Elizabeth Lint, executive officer of the Cambridge License Commission, said commission investigators checked out Café Basha on a recent weekend, and found no violation of its license, which requires it to stop serving alcohol to the public by 1 a.m.
“My investigators went there and nobody was there,’’ Lint said in a telephone interview today.
Lint said Café Basha is one of about 250 nightspots in Cambridge with full liquor licenses and that it opened about a year ago when property owner Jack Markarian built it on property he owns on New Street. Pending before the board is a Nov. 24 hearing on a request by Jack Markarian to allow his son, Daniel Markarian, to replace him as full-time manager, Lint said.
Lint said the bar has not been a problem for the regulatory board, and has not been the subject of a citizen complaint of any type, since the Markarians opened Café Basha about a year ago.
“We have no complaints about it. We have no after-hour issues,’’ said Lint. “It’s been quiet. It’s just, to us, kind of there.’’

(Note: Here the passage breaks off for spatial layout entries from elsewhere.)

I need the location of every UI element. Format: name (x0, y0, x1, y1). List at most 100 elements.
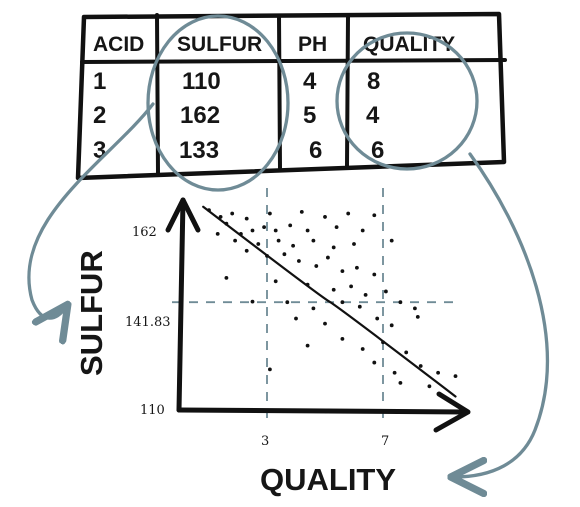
table-column-divider-3 (345, 14, 350, 168)
table-header-quality: QUALITY (363, 33, 455, 56)
table-row-1-quality: 8 (367, 68, 380, 95)
scatter-point (331, 287, 336, 292)
scatter-point (357, 304, 362, 309)
scatter-point (389, 323, 394, 328)
x-axis-label: QUALITY (260, 462, 396, 497)
scatter-point (282, 252, 287, 257)
scatter-point (436, 370, 440, 375)
scatter-point (262, 225, 266, 229)
table-row-1-acid: 1 (93, 68, 106, 95)
scatter-chart: 162 141.83 110 3 7 SULFUR QUALITY (74, 188, 471, 497)
scatter-point (398, 300, 403, 305)
scatter-point (334, 225, 339, 229)
scatter-point (285, 300, 290, 305)
scatter-point (294, 316, 298, 321)
scatter-point (311, 306, 316, 311)
scatter-point (218, 215, 223, 219)
table-row-2-quality: 4 (366, 102, 380, 129)
table-row-2-acid: 2 (93, 102, 106, 129)
x-axis (176, 407, 469, 415)
scatter-point (305, 228, 310, 233)
scatter-point (268, 367, 272, 372)
y-tick-141-83: 141.83 (125, 315, 171, 330)
table-row-1-ph: 4 (303, 68, 317, 95)
scatter-point (363, 292, 368, 297)
table-row-2-ph: 5 (303, 102, 316, 129)
scatter-point (244, 216, 249, 221)
scatter-point (352, 242, 356, 246)
x-axis-arrowhead (433, 391, 471, 433)
highlight-overlays (27, 14, 549, 477)
scatter-point (355, 265, 359, 270)
scatter-point (268, 211, 272, 216)
scatter-point (340, 300, 345, 305)
scatter-point (323, 321, 327, 326)
scatter-point (215, 231, 220, 236)
table-row-3-ph: 6 (309, 137, 322, 164)
scatter-points (207, 208, 458, 389)
scatter-point (349, 284, 353, 289)
y-axis-arrowhead (165, 197, 201, 233)
scatter-point (413, 306, 417, 311)
table-header-ph: PH (298, 33, 327, 56)
scatter-point (305, 343, 310, 348)
scatter-point (389, 238, 394, 243)
scatter-point (276, 238, 281, 243)
trend-line (202, 205, 457, 398)
scatter-point (250, 228, 255, 233)
scatter-point (311, 238, 316, 243)
table-row-2-sulfur: 162 (180, 102, 220, 129)
y-axis (176, 197, 186, 413)
table-border (75, 11, 507, 181)
scatter-point (372, 213, 377, 218)
scatter-point (273, 228, 278, 233)
scatter-point (224, 276, 229, 280)
scatter-point (340, 269, 345, 274)
chart-guide-lines (172, 188, 458, 425)
quality-column-highlight (335, 31, 479, 171)
table-header-sulfur: SULFUR (177, 33, 262, 56)
scatter-point (427, 384, 432, 389)
scatter-point (256, 242, 261, 246)
scatter-point (453, 374, 458, 379)
sulfur-to-y-axis-arrow (27, 102, 155, 318)
scatter-point (244, 248, 249, 253)
y-axis-label: SULFUR (74, 250, 109, 376)
sulfur-column-highlight (146, 14, 290, 192)
scatter-point (384, 289, 388, 294)
scatter-point (404, 350, 409, 355)
x-tick-3: 3 (261, 434, 269, 449)
scatter-point (372, 360, 377, 365)
scatter-point (233, 238, 238, 243)
scatter-point (297, 259, 301, 263)
scatter-point (273, 279, 278, 284)
scatter-point (230, 211, 235, 216)
table-row-3-sulfur: 133 (179, 137, 219, 164)
scatter-point (323, 215, 327, 219)
scatter-point (418, 364, 423, 368)
scatter-point (299, 209, 304, 214)
scatter-point (375, 316, 380, 321)
scatter-point (360, 347, 365, 351)
y-tick-110: 110 (140, 403, 165, 418)
data-table: ACID SULFUR PH QUALITY 1 110 4 8 2 162 5… (75, 11, 507, 181)
table-row-3-quality: 6 (371, 137, 384, 164)
scatter-point (288, 223, 293, 228)
y-tick-162: 162 (132, 225, 157, 240)
table-row-1-sulfur: 110 (182, 68, 221, 95)
scatter-point (291, 243, 295, 248)
scatter-point (314, 264, 319, 268)
scatter-point (331, 245, 336, 250)
table-header-separator (80, 58, 507, 64)
quality-to-x-axis-arrow (454, 152, 549, 477)
scatter-point (346, 211, 351, 216)
scatter-point (340, 336, 345, 341)
scatter-point (398, 381, 403, 385)
scatter-point (372, 272, 377, 277)
scatter-point (415, 314, 420, 319)
table-header-acid: ACID (93, 33, 144, 56)
scatter-point (360, 228, 365, 233)
x-tick-7: 7 (381, 434, 389, 449)
scatter-point (392, 370, 397, 375)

On the evening of Oct. 4 on Garden Street in Cambridge, Galluccio hit the rear of the minivan with a family of four inside. The 42-year-old Cambridge resident hit the family's car at 5:30 p.m. with enough force that he left an imprint of his license plate on their van, which helped police track and cite him with leaving the scene of an accident.
"It was very poor judgment, and I have to accept responsibility for it," Galluccio, a former Cambridge mayor and city councilor, said in a nine-minute interview at his State House office last month after the crash.
The senator has had repeated driving problems, including at least two previous accidents involving alcohol.